Sunday, January 22, 2012

Third Sunday after Epiphany

Romans 12:16-21 / Matthew 8:1-13

We are rightly suspicious of those who perform conspicuous acts of charity. It's not that we think doing good to other people is a bad thing. In fact, some goods, like endowing a major housing project or caring for countless orphans, are so public by their nature that being conspicuous is perhaps an unavoidable consequence. Even so, we have more than our own discomfort to contend with here. After all, the Lord Jesus Christ himself warned us against doing good that it may be seen.

Given all of this, why should St Paul give us the counsel that we ought to be providing good things, not only in the sight of God, but also in the sight of all men? Ought we not rather to seek to provide good things only in the sight of God? Moreover, if our good might need to be done in the sight of men, why would Paul go the extra step in telling us to provide good things in the sight of all men?
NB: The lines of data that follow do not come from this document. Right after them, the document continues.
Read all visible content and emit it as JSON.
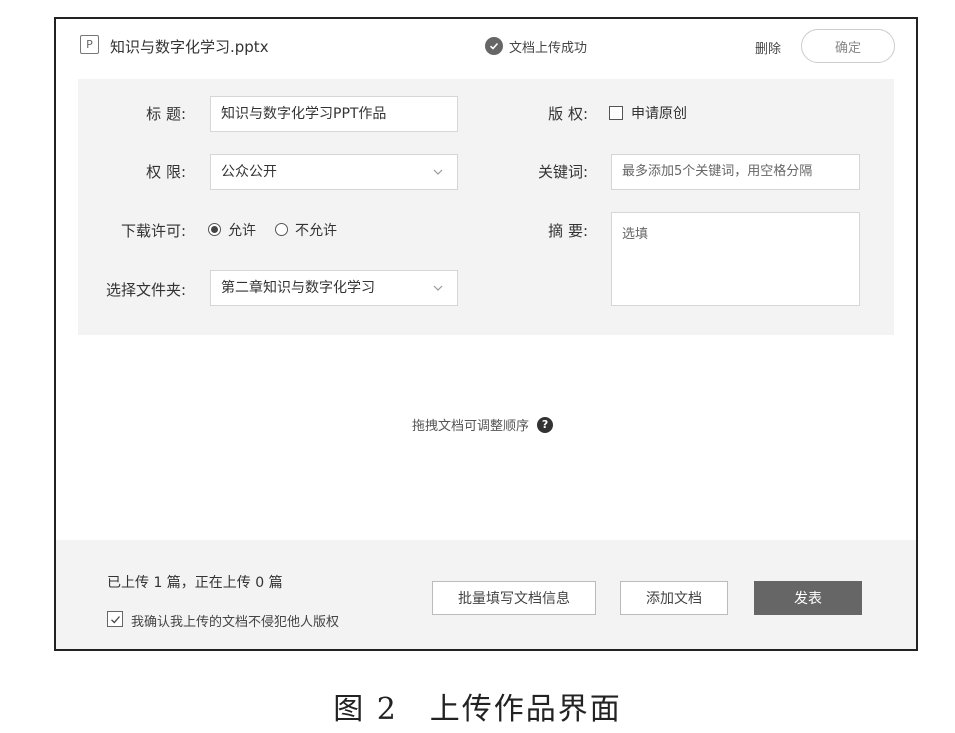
{
  "header": {
    "file_type_icon": "P",
    "file_name": "知识与数字化学习.pptx",
    "status_text": "文档上传成功",
    "delete_label": "删除",
    "confirm_label": "确定"
  },
  "form": {
    "title_label": "标 题:",
    "title_value": "知识与数字化学习PPT作品",
    "permission_label": "权 限:",
    "permission_value": "公众公开",
    "download_label": "下载许可:",
    "download_options": [
      "允许",
      "不允许"
    ],
    "download_selected": "允许",
    "folder_label": "选择文件夹:",
    "folder_value": "第二章知识与数字化学习",
    "copyright_label": "版 权:",
    "copyright_option": "申请原创",
    "keywords_label": "关键词:",
    "keywords_placeholder": "最多添加5个关键词，用空格分隔",
    "summary_label": "摘 要:",
    "summary_placeholder": "选填"
  },
  "hint": {
    "text": "拖拽文档可调整顺序",
    "icon": "help-icon"
  },
  "footer": {
    "upload_count": "已上传 1 篇，正在上传 0 篇",
    "agree_text": "我确认我上传的文档不侵犯他人版权",
    "batch_button": "批量填写文档信息",
    "add_button": "添加文档",
    "publish_button": "发表"
  },
  "caption": "图 2　上传作品界面",
  "colors": {
    "panel_bg": "#f3f3f3",
    "primary_button": "#666666",
    "border": "#d6d6d6"
  }
}
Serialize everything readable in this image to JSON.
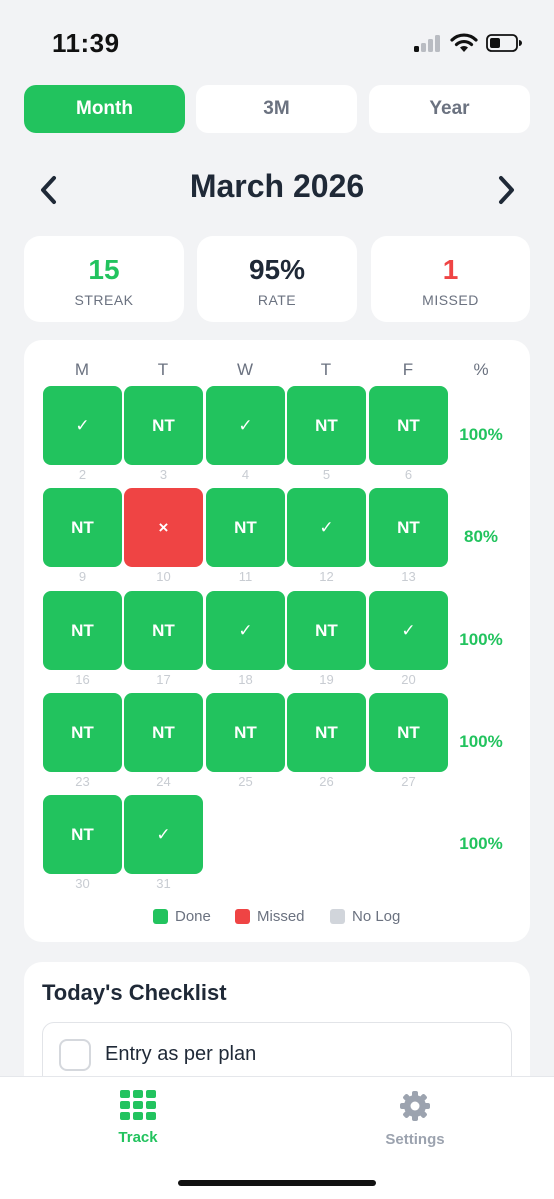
{
  "status_bar": {
    "time": "11:39"
  },
  "range_tabs": [
    {
      "label": "Month",
      "active": true
    },
    {
      "label": "3M",
      "active": false
    },
    {
      "label": "Year",
      "active": false
    }
  ],
  "month_title": "March 2026",
  "stats": [
    {
      "value": "15",
      "label": "STREAK",
      "color": "#22c35e"
    },
    {
      "value": "95%",
      "label": "RATE",
      "color": "#1f2937"
    },
    {
      "value": "1",
      "label": "MISSED",
      "color": "#ef4444"
    }
  ],
  "calendar": {
    "headers": [
      "M",
      "T",
      "W",
      "T",
      "F",
      "%"
    ],
    "weeks": [
      {
        "pct": "100%",
        "days": [
          {
            "num": "2",
            "mark": "✓",
            "status": "done"
          },
          {
            "num": "3",
            "mark": "NT",
            "status": "done"
          },
          {
            "num": "4",
            "mark": "✓",
            "status": "done"
          },
          {
            "num": "5",
            "mark": "NT",
            "status": "done"
          },
          {
            "num": "6",
            "mark": "NT",
            "status": "done"
          }
        ]
      },
      {
        "pct": "80%",
        "days": [
          {
            "num": "9",
            "mark": "NT",
            "status": "done"
          },
          {
            "num": "10",
            "mark": "×",
            "status": "missed"
          },
          {
            "num": "11",
            "mark": "NT",
            "status": "done"
          },
          {
            "num": "12",
            "mark": "✓",
            "status": "done"
          },
          {
            "num": "13",
            "mark": "NT",
            "status": "done"
          }
        ]
      },
      {
        "pct": "100%",
        "days": [
          {
            "num": "16",
            "mark": "NT",
            "status": "done"
          },
          {
            "num": "17",
            "mark": "NT",
            "status": "done"
          },
          {
            "num": "18",
            "mark": "✓",
            "status": "done"
          },
          {
            "num": "19",
            "mark": "NT",
            "status": "done"
          },
          {
            "num": "20",
            "mark": "✓",
            "status": "done"
          }
        ]
      },
      {
        "pct": "100%",
        "days": [
          {
            "num": "23",
            "mark": "NT",
            "status": "done"
          },
          {
            "num": "24",
            "mark": "NT",
            "status": "done"
          },
          {
            "num": "25",
            "mark": "NT",
            "status": "done"
          },
          {
            "num": "26",
            "mark": "NT",
            "status": "done"
          },
          {
            "num": "27",
            "mark": "NT",
            "status": "done"
          }
        ]
      },
      {
        "pct": "100%",
        "days": [
          {
            "num": "30",
            "mark": "NT",
            "status": "done"
          },
          {
            "num": "31",
            "mark": "✓",
            "status": "done"
          }
        ]
      }
    ]
  },
  "legend": [
    {
      "label": "Done",
      "color": "#22c35e"
    },
    {
      "label": "Missed",
      "color": "#ef4444"
    },
    {
      "label": "No Log",
      "color": "#d1d5db"
    }
  ],
  "checklist": {
    "title": "Today's Checklist",
    "items": [
      {
        "label": "Entry as per plan",
        "checked": false
      }
    ]
  },
  "tab_bar": [
    {
      "label": "Track",
      "icon": "grid-icon",
      "active": true,
      "color": "#22c35e"
    },
    {
      "label": "Settings",
      "icon": "gear-icon",
      "active": false,
      "color": "#9ca3af"
    }
  ]
}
We ought to note here that Paul is not speaking about doing public and conspicuous acts of goodness merely for the attention they bring. Indeed, Paul is not interested in promoting any kind of attention-seeking behavior. Rather, Paul reminds us here that human good, human flourishing depends on far more than receiving good things. Literature, anecdotes, and I imagine even systematic evidence tells us that spoiled children, those who get every good they might imagine, are not better off as persons than those who have little in this world. What everyone needs without qualification is real, tender, loving human contact. The good that I receive may meet a deeply-felt need, but to receive not just something, but also at the hands of someone makes all the difference in the world.

This is so because human persons are made to be in communion with one another, to flourish precisely because the goods in their life come at the hands of others, and the good that they do is delivered to others by their own hands. Parents know this, placing the objectively inferior pieces of art made by their children in places of prominence in the home, not simply out of sentiment, but because it came from the hands of someone, and precisely someone to whom they were united in love. It is likewise what the leper healed by Jesus knew and desired. He knew already that if Jesus wanted, he could make him clean. Yet, even more than that, he wanted to receive that healing at Jesus own hands, to be touched by him, and so made whole. Jesus likewise directed the man not merely to rejoice in his healing, but again to reinforce the bonds of human love and commitment, to show himself to the priest and offer the gift which Moses commanded. That is, his restoration was not meant to deliver him from his ties in this world, but to bind him again to them in wholeness and freedom.

We, too, have been made whole in Christ through baptism, and we, too, receive the best goods we desire at the ministering hands of other men. When we dispense to others in need the goods we have been given to share, will anyone but God know about it? Will our charity be so hidden as to erase all of its human character, or will we risk the contact with those, even our enemies, whom we are called to serve?